With his solid Baptist past and Methodist present, John Edwards will be hard to tar as a cultured despiser of religion. Were he to win his party’s nomination he will continue to speak about poverty while adducing his scriptural prooftexts. So-called values voters may not appreciate his liberal politics. Others may sneer at his massive wealth. Yet his faith commitments will be hard to doubt, misrepresent, Swift Boat, and so forth.
The same can be said about Barack Obama--the most likely of all the presidential contenders to be offered a professorship at a theological seminary later in life. Were he to represent his party he would conceivably rethink and redefine its understanding of the proper relation between Church and State for years to come—a project that he already embarked upon in his The Audacity of Hope.
There are, of course, youthful indiscretions to be reckoned with as well as a problematic spiritual mentor. But the Senator from Illinois has no major faith-based vulnerabilities to speak of. Like Edwards, he could conceivably sluice off millions of Evangelical votes in a national election.
That Hillary Clinton has glaring “negatives” in the eyes of many voters is undeniable. But these no longer center predominantly on religious issues. She has inoculated herself expertly against the charge, often heard in the 1990s, that she is some sort of radical, godless feminist. Even prior to her 2000 senate run in New York, Clinton had seeded her biography with fact-checkable references to early Church experiences, life-long Bible study, a spiritual mentor, and a penchant for daily prayer.

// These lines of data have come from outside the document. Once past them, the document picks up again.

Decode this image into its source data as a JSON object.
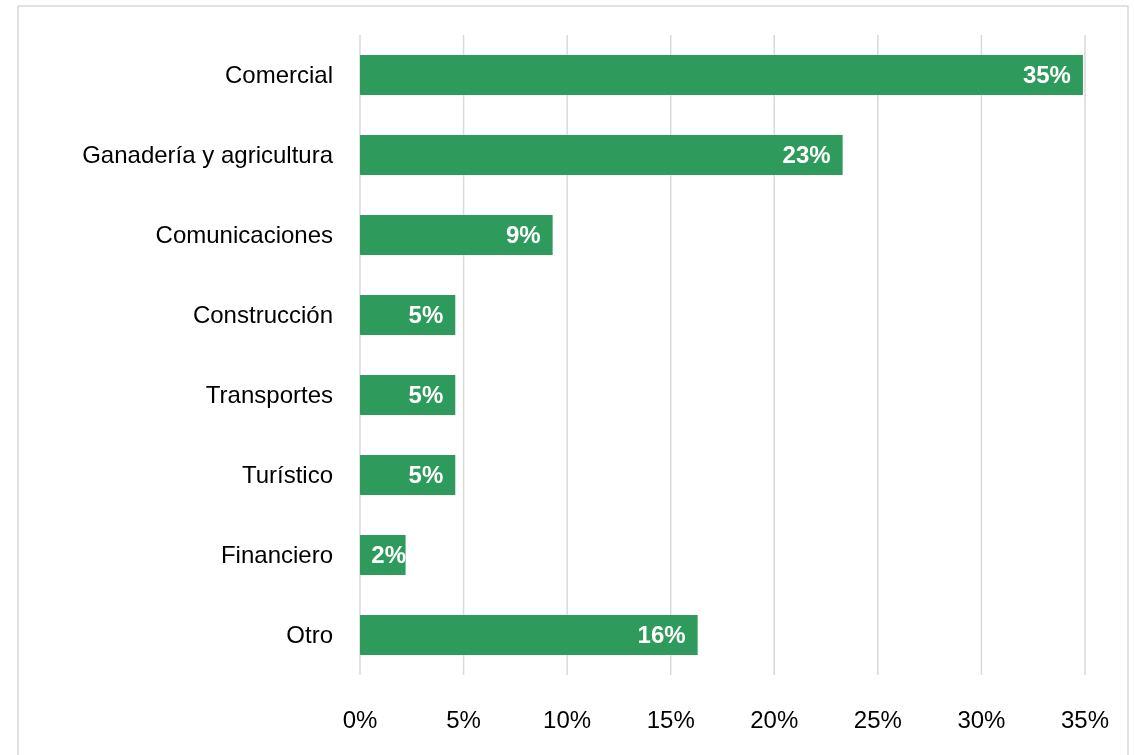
{
  "chart_data": {
    "type": "bar",
    "orientation": "horizontal",
    "categories": [
      "Comercial",
      "Ganadería y agricultura",
      "Comunicaciones",
      "Construcción",
      "Transportes",
      "Turístico",
      "Financiero",
      "Otro"
    ],
    "values": [
      34.9,
      23.3,
      9.3,
      4.6,
      4.6,
      4.6,
      2.2,
      16.3
    ],
    "value_labels": [
      "35%",
      "23%",
      "9%",
      "5%",
      "5%",
      "5%",
      "2%",
      "16%"
    ],
    "color": "#2e9a5c",
    "xlim": [
      0,
      35
    ],
    "xticks": [
      {
        "value": 0,
        "label": "0%"
      },
      {
        "value": 5,
        "label": "5%"
      },
      {
        "value": 10,
        "label": "10%"
      },
      {
        "value": 15,
        "label": "15%"
      },
      {
        "value": 20,
        "label": "20%"
      },
      {
        "value": 25,
        "label": "25%"
      },
      {
        "value": 30,
        "label": "30%"
      },
      {
        "value": 35,
        "label": "35%"
      }
    ],
    "grid": "x"
  }
}
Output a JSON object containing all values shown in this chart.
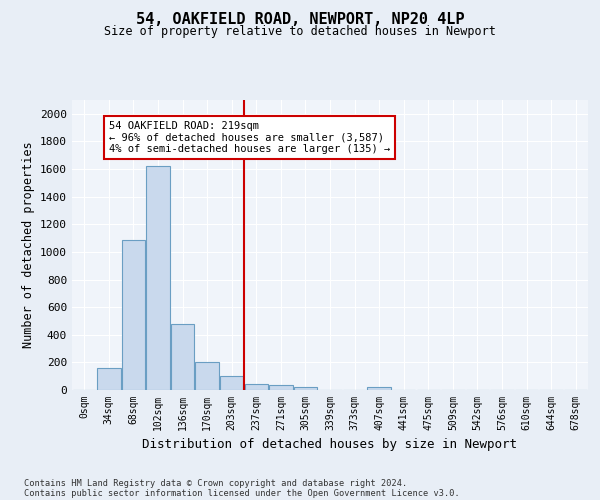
{
  "title_line1": "54, OAKFIELD ROAD, NEWPORT, NP20 4LP",
  "title_line2": "Size of property relative to detached houses in Newport",
  "xlabel": "Distribution of detached houses by size in Newport",
  "ylabel": "Number of detached properties",
  "bar_labels": [
    "0sqm",
    "34sqm",
    "68sqm",
    "102sqm",
    "136sqm",
    "170sqm",
    "203sqm",
    "237sqm",
    "271sqm",
    "305sqm",
    "339sqm",
    "373sqm",
    "407sqm",
    "441sqm",
    "475sqm",
    "509sqm",
    "542sqm",
    "576sqm",
    "610sqm",
    "644sqm",
    "678sqm"
  ],
  "bar_values": [
    0,
    160,
    1085,
    1625,
    480,
    200,
    100,
    45,
    35,
    25,
    0,
    0,
    20,
    0,
    0,
    0,
    0,
    0,
    0,
    0,
    0
  ],
  "bar_color": "#c9d9ed",
  "bar_edgecolor": "#6a9ec3",
  "vline_x": 6.5,
  "vline_color": "#cc0000",
  "annotation_text": "54 OAKFIELD ROAD: 219sqm\n← 96% of detached houses are smaller (3,587)\n4% of semi-detached houses are larger (135) →",
  "annotation_box_color": "#ffffff",
  "annotation_box_edgecolor": "#cc0000",
  "ylim": [
    0,
    2100
  ],
  "yticks": [
    0,
    200,
    400,
    600,
    800,
    1000,
    1200,
    1400,
    1600,
    1800,
    2000
  ],
  "footer_line1": "Contains HM Land Registry data © Crown copyright and database right 2024.",
  "footer_line2": "Contains public sector information licensed under the Open Government Licence v3.0.",
  "bg_color": "#e8eef6",
  "plot_bg_color": "#f0f4fa"
}
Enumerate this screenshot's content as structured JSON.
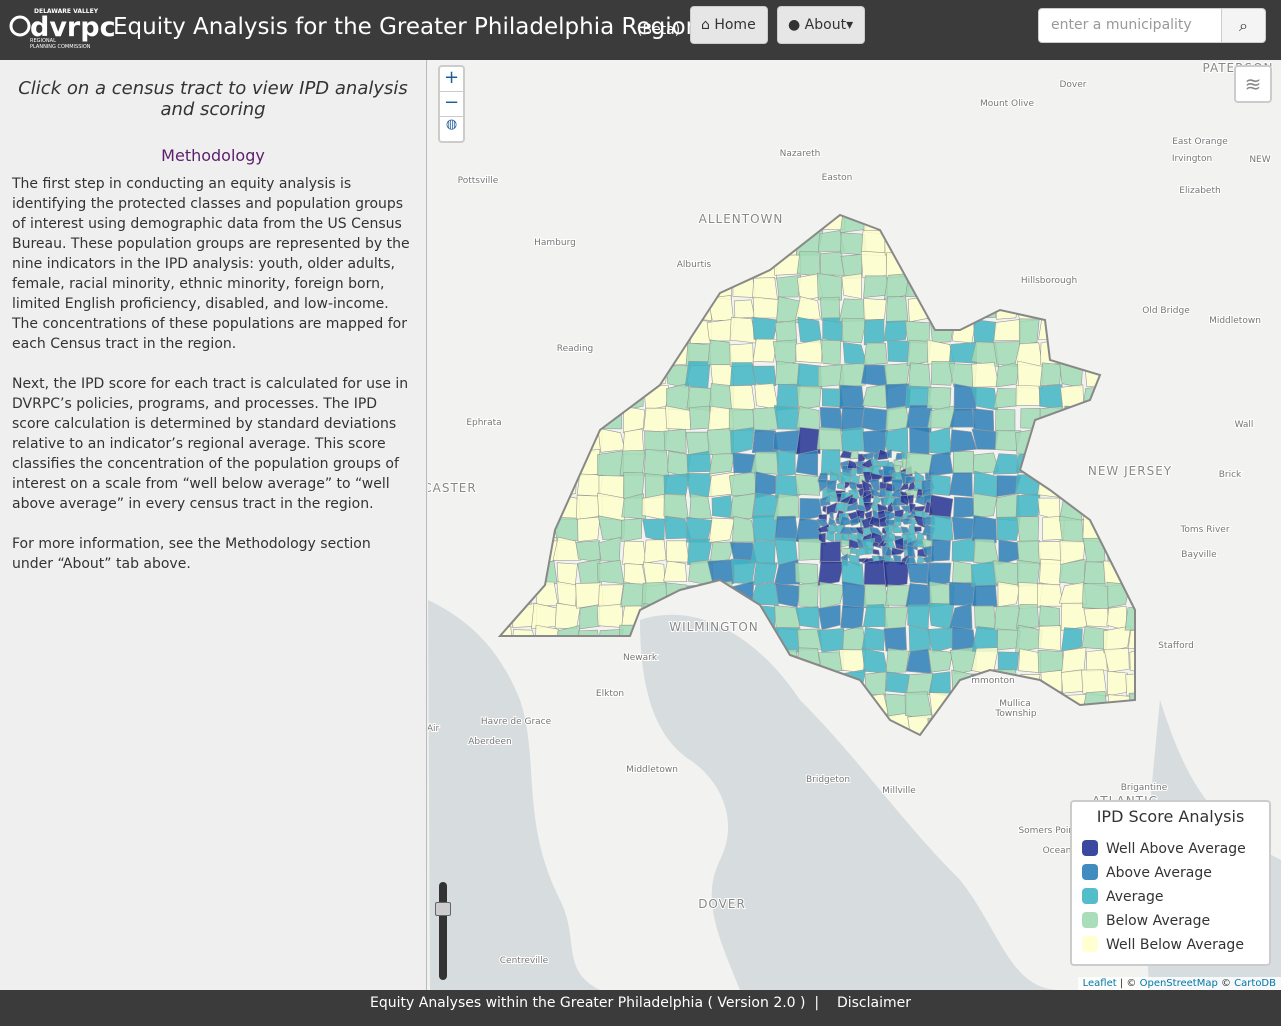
{
  "header": {
    "logo": "dvrpc",
    "logo_top": "DELAWARE VALLEY",
    "logo_bottom_1": "REGIONAL",
    "logo_bottom_2": "PLANNING COMMISSION",
    "title": "Equity Analysis for the Greater Philadelphia Region",
    "beta": "(Beta)",
    "home": "Home",
    "about": "About",
    "search_placeholder": "enter a municipality"
  },
  "sidebar": {
    "prompt": "Click on a census tract to view IPD analysis and scoring",
    "heading": "Methodology",
    "paragraphs": [
      "The first step in conducting an equity analysis is identifying the protected classes and population groups of interest using demographic data from the US Census Bureau. These population groups are represented by the nine indicators in the IPD analysis: youth, older adults, female, racial minority, ethnic minority, foreign born, limited English proficiency, disabled, and low-income. The concentrations of these populations are mapped for each Census tract in the region.",
      "Next, the IPD score for each tract is calculated for use in DVRPC’s policies, programs, and processes. The IPD score calculation is determined by standard deviations relative to an indicator’s regional average. This score classifies the concentration of the population groups of interest on a scale from “well below average” to “well above average” in every census tract in the region.",
      "For more information, see the Methodology section under “About” tab above."
    ]
  },
  "map": {
    "zoom_in": "+",
    "zoom_out": "−",
    "labels": [
      "Dover",
      "Mount Olive",
      "PATERSON",
      "East Orange",
      "Irvington",
      "NEW",
      "Elizabeth",
      "Nazareth",
      "Easton",
      "Pottsville",
      "ALLENTOWN",
      "Hamburg",
      "Alburtis",
      "Hillsborough",
      "Old Bridge",
      "Middletown",
      "Reading",
      "Ephrata",
      "Wall",
      "NEW JERSEY",
      "Brick",
      "CASTER",
      "Toms River",
      "Bayville",
      "WILMINGTON",
      "Stafford",
      "Newark",
      "Elkton",
      "mmonton",
      "Mullica",
      "Township",
      "Havre de Grace",
      "Aberdeen",
      "Air",
      "Middletown",
      "Bridgeton",
      "Millville",
      "Brigantine",
      "ATLANTIC",
      "Somers Point",
      "Ocean",
      "DOVER",
      "Centreville"
    ],
    "legend": {
      "title": "IPD Score Analysis",
      "items": [
        {
          "name": "Well Above Average",
          "color": "#253494"
        },
        {
          "name": "Above Average",
          "color": "#2c7fb8"
        },
        {
          "name": "Average",
          "color": "#41b6c4"
        },
        {
          "name": "Below Average",
          "color": "#a1dab4"
        },
        {
          "name": "Well Below Average",
          "color": "#ffffcc"
        }
      ]
    },
    "attribution": {
      "leaflet": "Leaflet",
      "sep": "| ©",
      "osm": "OpenStreetMap",
      "copy": "©",
      "carto": "CartoDB"
    }
  },
  "footer": {
    "text": "Equity Analyses within the Greater Philadelphia ( Version 2.0 )",
    "sep": "|",
    "disclaimer": "Disclaimer"
  }
}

If she were to win the nomination we might see a contest between two very determined constituencies. Coming out for Hillary (or any Democrat, actually) will be a massive anti-Christian Right block (who I have elsewhere dubbed devalued voters). Opposing them will be the large, loud (and, quite frankly, occasionally scary) anti-Hillary brigades. This cohort wants (or thinks it wants) a piece of the former First Lady and it is most likely Hillary that they wish to see rejoicing in Denver.